Dicono che dia lavoro a 220mila persone e che sia la terza attività industriale del Paese. Ma è un’industria del niente perché non costruisce ricchezze, genera soltanto disagio e solitudine, distruggendo le famiglie. È tutto documentato in anni e anni di attività delle associazioni che si stanno battendo contro questa piaga sociale e di tutte le altre iniziative dal basso, che non appartengono soltanto al mondo cattolico. Lo Stato, però, ancora non prende atto della gravità del fenomeno.
Perché il legislatore non interviene?
Ci sono iniziative di legge chiuse in un cassetto del Parlamento. Non si riesce a portarle in fondo, benché siano già state definite in Commissione, iniziando ad esempio a vietare completamente la pubblicità. Sarebbe il primo passo per affrontare seriamente questa battaglia.
Le entrate fiscali da gioco d’azzardo sono un deterrente per lo Stato?
In realtà sappiamo che le entrate sono oscillanti, aumentano soltanto se cresce in maniera esponenziale la massa del gioco.

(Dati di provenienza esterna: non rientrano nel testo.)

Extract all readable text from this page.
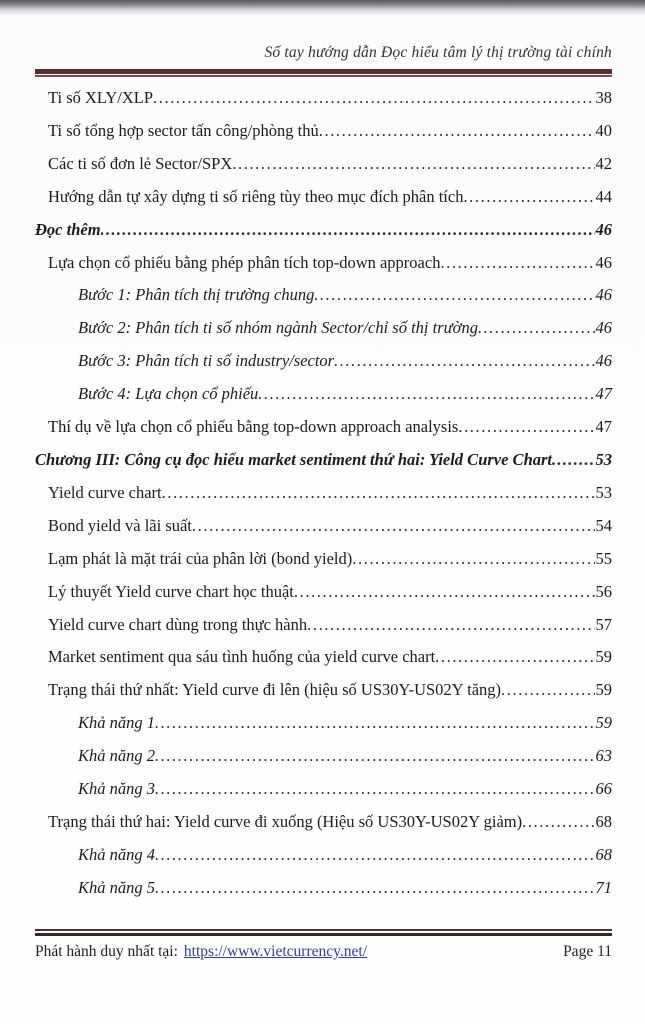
Số tay hướng dẫn Đọc hiểu tâm lý thị trường tài chính
Ti số XLY/XLP .....	38
Ti số tổng hợp sector tấn công/phòng thủ .....	40
Các ti số đơn lẻ Sector/SPX .....	42
Hướng dẫn tự xây dựng ti số riêng tùy theo mục đích phân tích .....	44
Đọc thêm .....	46
Lựa chọn cổ phiếu bằng phép phân tích top-down approach .....	46
Bước 1: Phân tích thị trường chung .....	46
Bước 2: Phân tích ti số nhóm ngành Sector/chỉ số thị trường .....	46
Bước 3: Phân tích ti số industry/sector .....	46
Bước 4: Lựa chọn cổ phiếu .....	47
Thí dụ về lựa chọn cổ phiếu bằng top-down approach analysis .....	47
Chương III: Công cụ đọc hiểu market sentiment thứ hai: Yield Curve Chart .....	53
Yield curve chart .....	53
Bond yield và lãi suất .....	54
Lạm phát là mặt trái của phân lời (bond yield) .....	55
Lý thuyết Yield curve chart học thuật .....	56
Yield curve chart dùng trong thực hành .....	57
Market sentiment qua sáu tình huống của yield curve chart .....	59
Trạng thái thứ nhất: Yield curve đi lên (hiệu số US30Y-US02Y tăng) .....	59
Khả năng 1 .....	59
Khả năng 2 .....	63
Khả năng 3 .....	66
Trạng thái thứ hai: Yield curve đi xuống (Hiệu số US30Y-US02Y giảm) .....	68
Khả năng 4 .....	68
Khả năng 5 .....	71
Phát hành duy nhất tại: https://www.vietcurrency.net/	Page 11
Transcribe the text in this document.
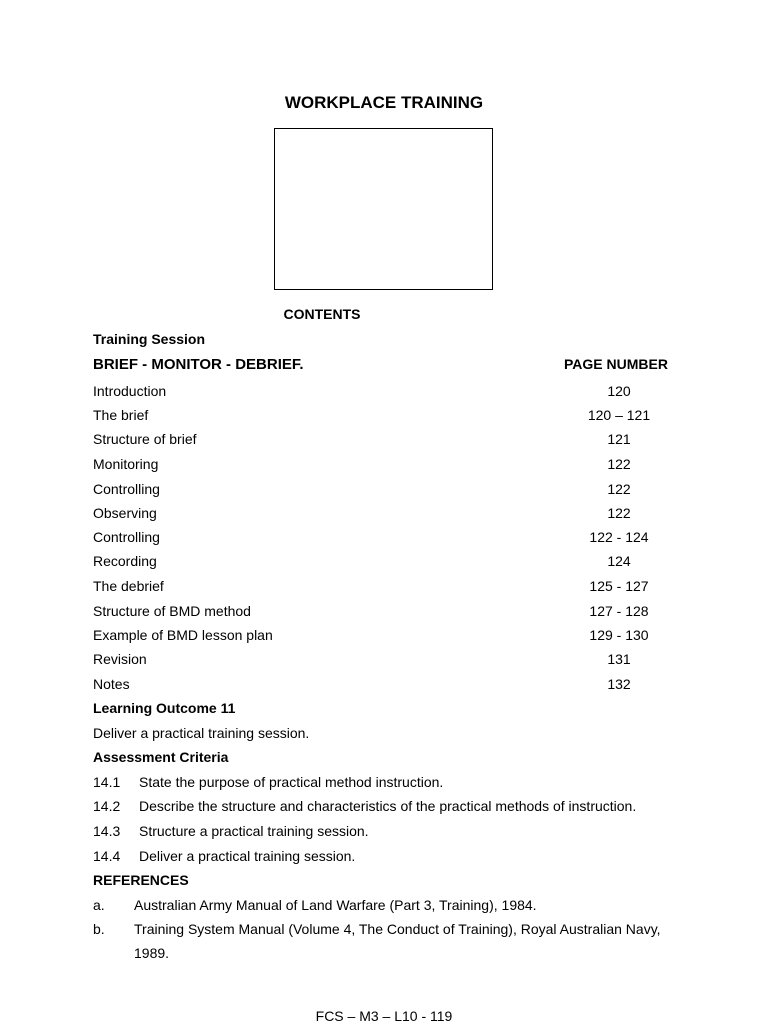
WORKPLACE TRAINING
CONTENTS
Training Session
BRIEF - MONITOR - DEBRIEF.	PAGE NUMBER
Introduction	120
The brief	120 – 121
Structure of brief	121
Monitoring	122
Controlling	122
Observing	122
Controlling	122 - 124
Recording	124
The debrief	125 - 127
Structure of BMD method	127 - 128
Example of BMD lesson plan	129 - 130
Revision	131
Notes	132
Learning Outcome 11
Deliver a practical training session.
Assessment Criteria
14.1 State the purpose of practical method instruction.
14.2 Describe the structure and characteristics of the practical methods of instruction.
14.3 Structure a practical training session.
14.4 Deliver a practical training session.
REFERENCES
a. Australian Army Manual of Land Warfare (Part 3, Training), 1984.
b. Training System Manual (Volume 4, The Conduct of Training), Royal Australian Navy,
1989.
FCS – M3 – L10 - 119
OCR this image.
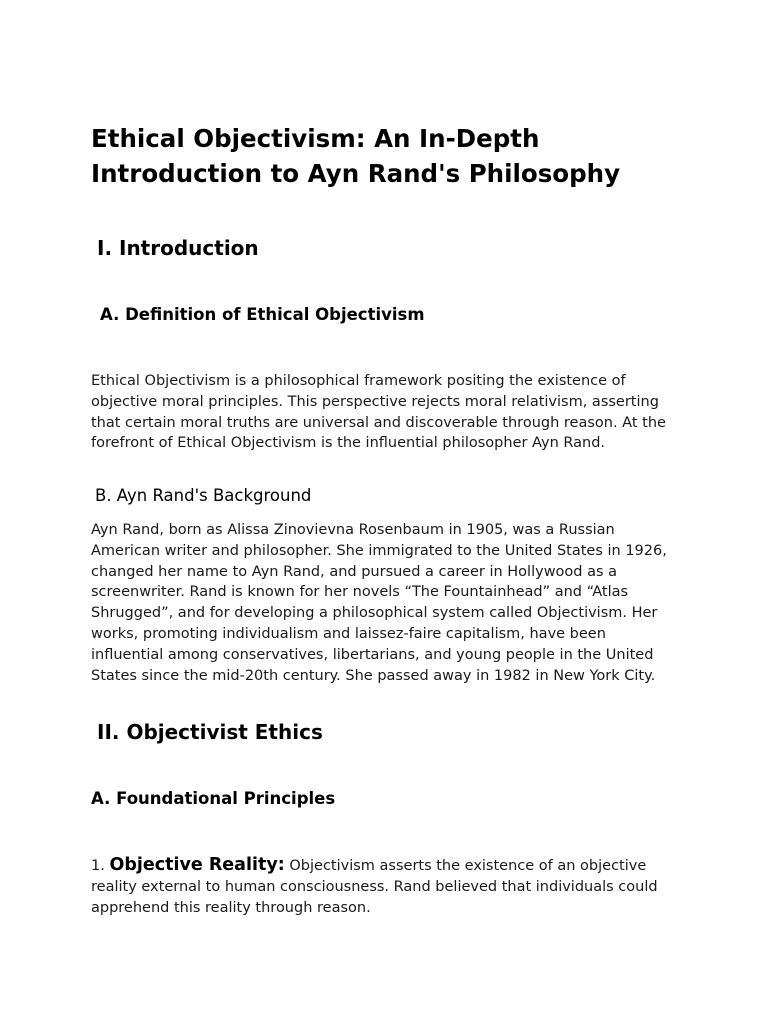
Ethical Objectivism: An In-Depth Introduction to Ayn Rand's Philosophy
I. Introduction
A. Definition of Ethical Objectivism

Ethical Objectivism is a philosophical framework positing the existence of objective moral principles. This perspective rejects moral relativism, asserting that certain moral truths are universal and discoverable through reason. At the forefront of Ethical Objectivism is the influential philosopher Ayn Rand.

B. Ayn Rand's Background

Ayn Rand, born as Alissa Zinovievna Rosenbaum in 1905, was a Russian American writer and philosopher. She immigrated to the United States in 1926, changed her name to Ayn Rand, and pursued a career in Hollywood as a screenwriter. Rand is known for her novels “The Fountainhead” and “Atlas Shrugged”, and for developing a philosophical system called Objectivism. Her works, promoting individualism and laissez-faire capitalism, have been influential among conservatives, libertarians, and young people in the United States since the mid-20th century. She passed away in 1982 in New York City.

II. Objectivist Ethics
A. Foundational Principles

1. Objective Reality: Objectivism asserts the existence of an objective reality external to human consciousness. Rand believed that individuals could apprehend this reality through reason.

Ciò conferma che si tratta di una tassa sui giocatori compulsivi e sui poveri, perché sono soprattutto questi i profili delle persone catturate da Azzardopoli. E ciò è doppiamente grave, perché
è una tassa di scopo scaricata sulle spalle dei settori più deboli della società con il risultato di accrescere ancora di più il disagio.
La Chiesa non arretra in questa battaglia?
Le parole pronunciate dagli uomini di Chiesa e dalle associazioni sono sempre state chiare. Sono stati i primi a comprendere la pericolosità del fenomeno, perché erano loro a doversi fare carico dell’onda di ritorno. Quelli che lottano contro gli strozzini, ad esempio, vedevano le persone rovinate dall’azzardo che finivano in pasto ai manigoldi.
Il mondo cattolico ha un ruolo di denuncia e di sostegno alle vittime,
ed è stato capace di fare alleanza con tante altre realtà associative nel progetto “Insieme contro l’azzardo”. Poi ci sono i movimenti dal basso – come i NoSlot o gli Slot Mob – che premiano chi fa la cosa giusta, chi libera i locali da slot machine e non propone i gratta e vinci. Se la Figc fosse almeno degna del coraggio degli edicolanti e dei tabaccai…
Anche il mondo dei media ha le sue responsabilità?
La nostra campagna è relativamente isolata, perché siamo tra i pochi a non essere tenuti alla cavezza dalle centinaia di milioni di euro che ogni anno i signori di Azzardopoli riversano sul sistema di comunicazione nazionale. Rendono docili e remissivi tanti giornalisti che hanno gli occhi aperti, ma faticano a scriverne. Noi abbiamo un editore che ci consente di fare queste battaglie, ma non tutti se lo possono permettere. E poi siamo sostenuti dai media cattolici e dai settimanali diocesani che ci hanno sempre sostenuto. Batteremo il chiodo finché è caldo. È un argomento faticoso, come l’avvelenamento del suolo o l’utero in affitto. Sono le grandi questioni, che toccano interessi corposi, ad essere difficili da schiodare. Ma se non siamo capaci di insistere su questi temi, a cosa serviamo?